You could trigger TTS output by utterance “say yes milady” or from command-line mycroft-speak and record the output to a wav-file.

Being able to redirect that output to a file would be quite a useful debugging facility…

Mycroft temporarily saves tts ouput (at least when using Google-TTS) in folder /tmp/mycroft/cache/tts/.

Type say yes milady in the mycroft-cli-client and watch out for the latest file in the tmp folder, the .mp3-file with the latest file-stamp should be the one you are looking for (the last entry of /var/log/mycroft/audio.log should give you the file-name as well). Convert that file to .wav and you are set…

Thanks, I’ll check and report back. I’d expect Socks to be able to handle the conversion.
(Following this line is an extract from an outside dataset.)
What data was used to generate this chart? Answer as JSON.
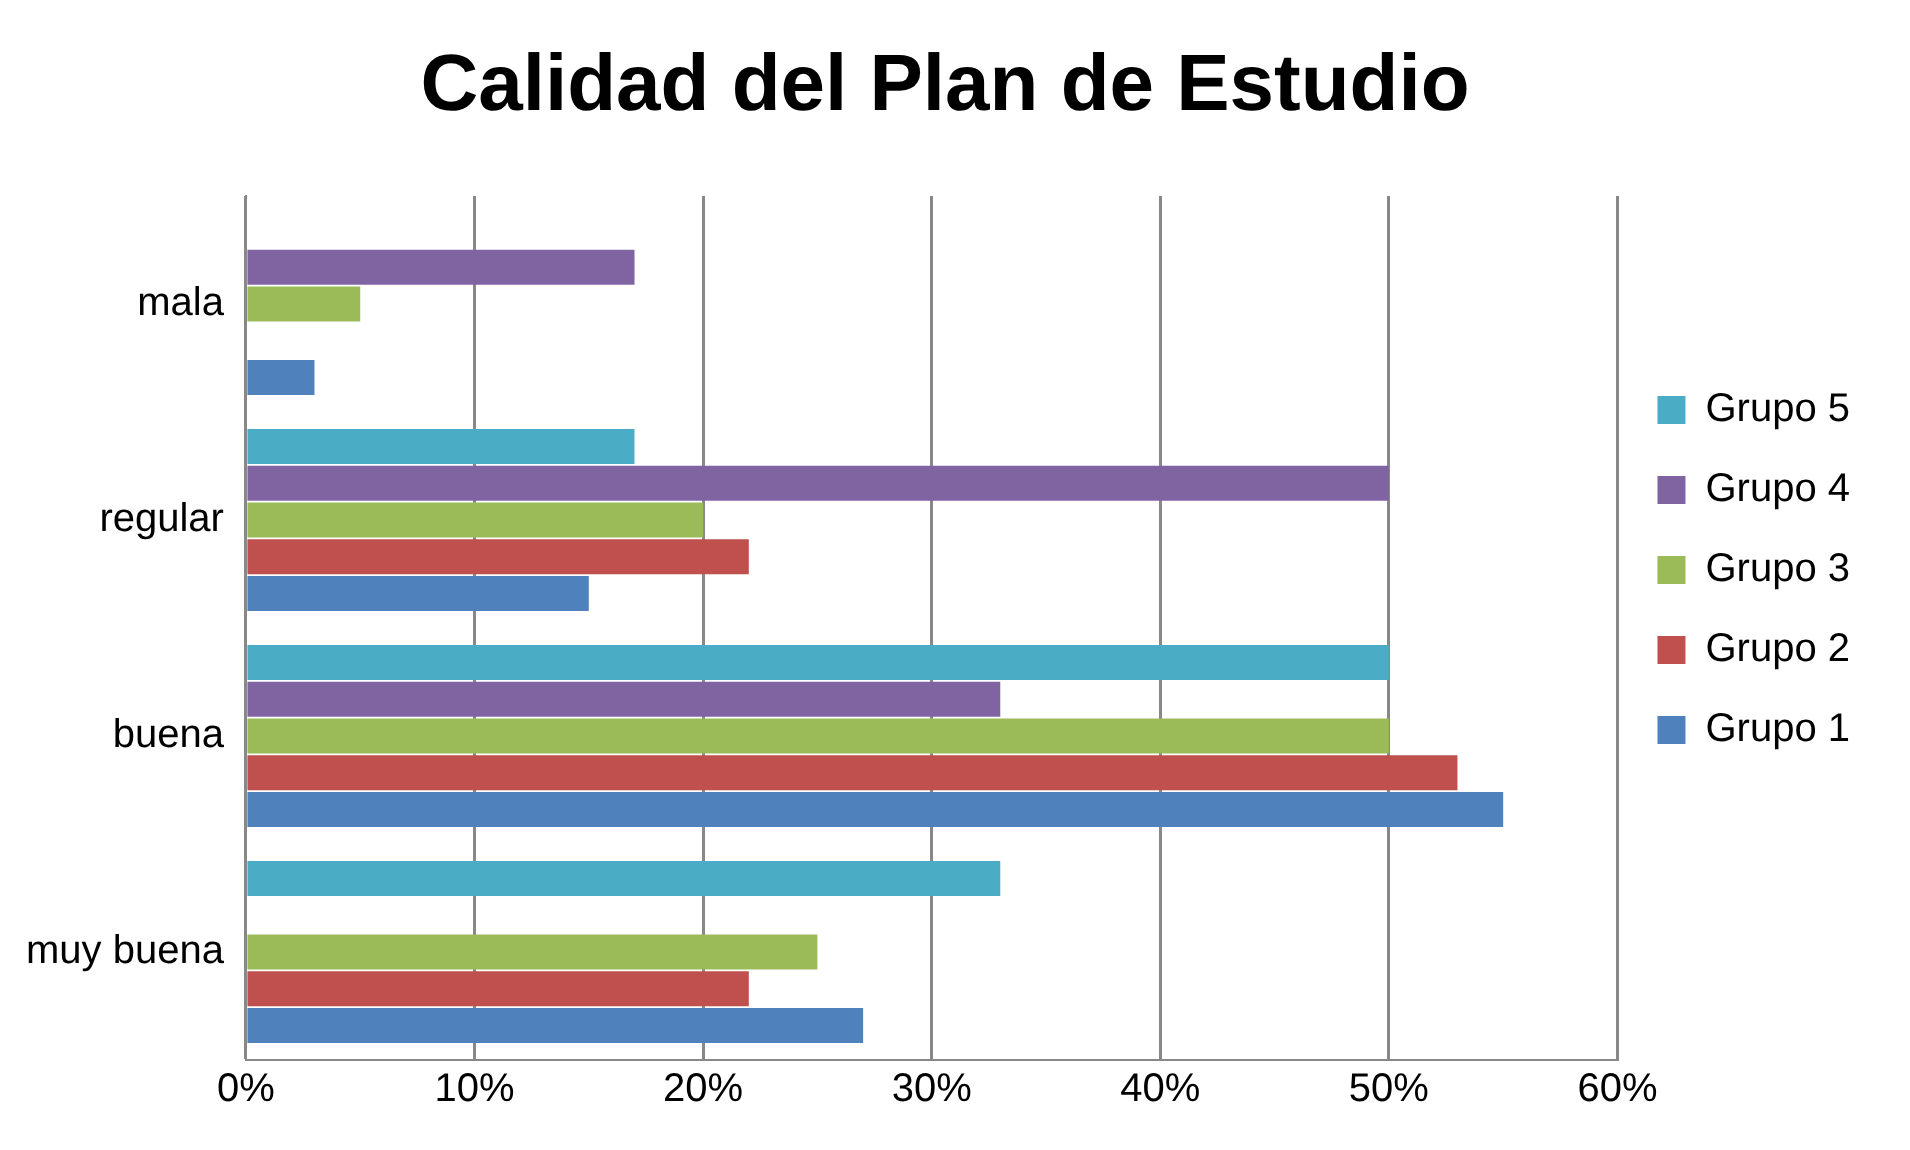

That works, and with the default (Mimic) TTS it’s already a .wav file. The one thing I’d caution is that the cached files don’t get their timestamps touched, so if it’s the second time in a session you’ve asked it to say something it might not be the most recent file.

One additional thing I’d throw in is that a slightly longer file (similar to the “yes milady” I used as an example) might possibly be messing something up related to echo suppression: asking e.g. “where are you” intermittently applies lots of “reverb” to the answer… I’ve not yet checked whether this is fixed by a restart.

That’s interesting to hear about the ‘reverb’, let us know if it continues…

It happened several times but a restart apparently fixed it. I’ll advise if it happens again.

OK, this is great fun. Wakeword acknowledgement is set to “Yes your excellency” (nod to one of the Niven/Pournelle books).

This is the result of asking it “what’s 22 divided by 7” asked a couple of times:

yes you like scentsy what’s 22 / 7

22/7 (irreducible)
yes your excellency what’s 22 / 7

22/7 (irreducible)

Several times I’ve got “nc” at the start of a command, suggesting that the timing of the start of command capture is a little erratic.

As in it’s sometimes catching the end of the “excellency” as the start of your utterance?

The precise timing of when to start capturing an utterance is a bit of an art form. You don’t want a big gap between the acknowledgement and when capture starts, but also even if the acknowledgement is just a noise like the default, it can throw out the automated mic leveling given that sound is being output from quite close to the microphone.

I suppose that this folds into what somebody was saying about echo cancellation since commercial devices are often playing music at the same time as they’re expected to listen for a wakeword.